The District of Columbia City Council may soon impose a new excise tax on “sugary” beverages. At 1.5 percent per ounce, it would be the third-highest in the country, after Seattle, Washington and Boulder, Colorado, which levy a 1.75 and 2 cent-per-ounce tax respectively.
Introduced on October 9, 2019 by Councilmember Brianne Nadeau, the Healthy Beverage Choices Act would raise an estimated $21 million annually and apply to any beverage with “natural common sweeteners,” including sports drinks, sweetened iced coffees and teas, juices, coconut water, and kombucha. The price of a two-liter bottle of soda in D.C. would increase by 46 percent, from $2.19 to $3.20.
The excise tax proposal was introduced one week after the sales tax on sugary drinks increased by 33 percent, from 6 percent to 8 percent, which would raise an estimated $3.2 million annually. In other words, the excise tax would raise 650 percent more than the sales tax.
It is not as if the nation’s capital needs new revenue for any purpose. In 2019, D.C. boasted a historic budget surplus of $872 million. Any funds needed for the purported purposes of either the sales tax or the excise tax are readily available without either tax.

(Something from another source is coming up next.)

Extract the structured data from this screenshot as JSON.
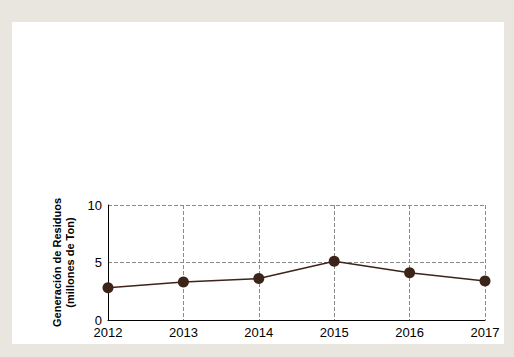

Indeed, revenue from both taxes are supposed to be used for various programs to improve municipal health, an interesting objective for a city consistently named as one of the healthiest in the U.S. And there is no guarantee that the money will not be used for such programs. In Seattle, the city imposed a soda tax in 2017 to fund “job training programs, initiatives aimed at closing the food gap, and support programs for at-risk children.” The nearly $6 million in revenue generated by the tax was simply dumped into the general fund.
Philadelphia’s 1.4 cent-per-ounce soda tax, enacted in 2016, also failed to produce its promised results. A Stanford University report found that the tax was “ineffective at reducing consumption of unhealthy products” and instead of choosing alternative beverages, individuals repeatedly chose to travel to neighboring municipalities to obtain the sugary drinks they want at a lower cost. Soda sales decreased by 51 percent in the city and increased by 43 percent outside the city limits.

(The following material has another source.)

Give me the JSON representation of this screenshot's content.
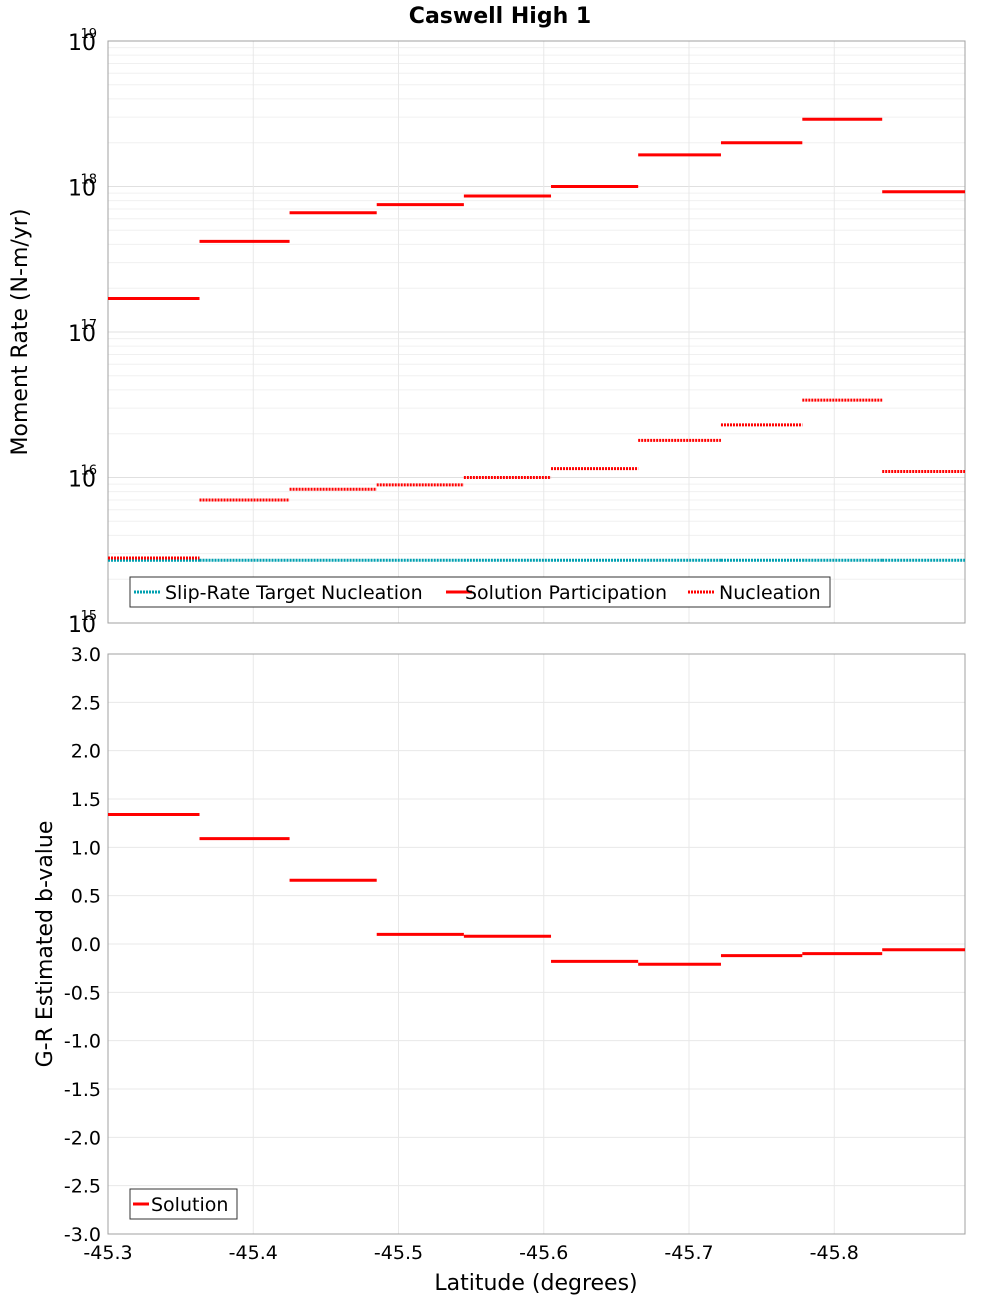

A soda tax does not prevent people from drinking what they want. Individuals purchase these drinks elsewhere, which hurts the local economy. As a regressive tax, it disproportionately impacts the low-income families the measure purports to help.
These taxes do not raise the estimated revenue because of the easy availability of alternative sources for these beverages. Maryland does not have a sugary beverage excise tax, and Virginia’s carbonated drink excise tax is imposed on manufacturers. Since D.C. is less than half the size of Philadelphia and many residents already shop outside the city limits, the decrease inside the city and increase outside the city will be even more pronounced that it was in Philly.
Rather than doubling down on the well-documented failures of Philadelphia and Seattle, D.C. should emulate cities and states that have removed or banned new soda taxes. In Cook County, Illinois, the soda tax was so unpopular that it was repealed by a vote of 15-1 a few months after its implementation. Arizona, Michigan, and Washington have chosen to eliminate the option to tax sugary drinks even before the food police put the proposals on the table.
Taxpayers and businesses in the D.C. are speaking out against the new taxes. More than 200 small businesses, restaurants, grocers, and corner stores have joined the Alliance for an Affordable DC, a citizens group opposed to any new taxes on everyday grocery items. Alliance member Tyrone Celey, who owns Compact Market in Trinidad, expressed his concerns about the new tax: “I’m most worried about my customers because as a small business, I can’t afford to absorb this tax, which means I’ll be forced to pass it along to them.”
Yared Gebru, owner of Elmira Market, an 11 year-old family business half a mile from the Maryland state line, explained that if the tax was implemented, many of his customers would simply “walk a couple more blocks to save a couple dollars on their purchase” across the border.
In a city that imposes an 8.95 percent income tax, tied for seventh highest in the country, the last thing residents need is a massive cash grab through an unfair, unworkable, and ineffective beverage tax. If the City Council believes the programs that would be funded by the new taxes are so critical, they should use or reallocate some of the ample resources they have from their record budget surplus.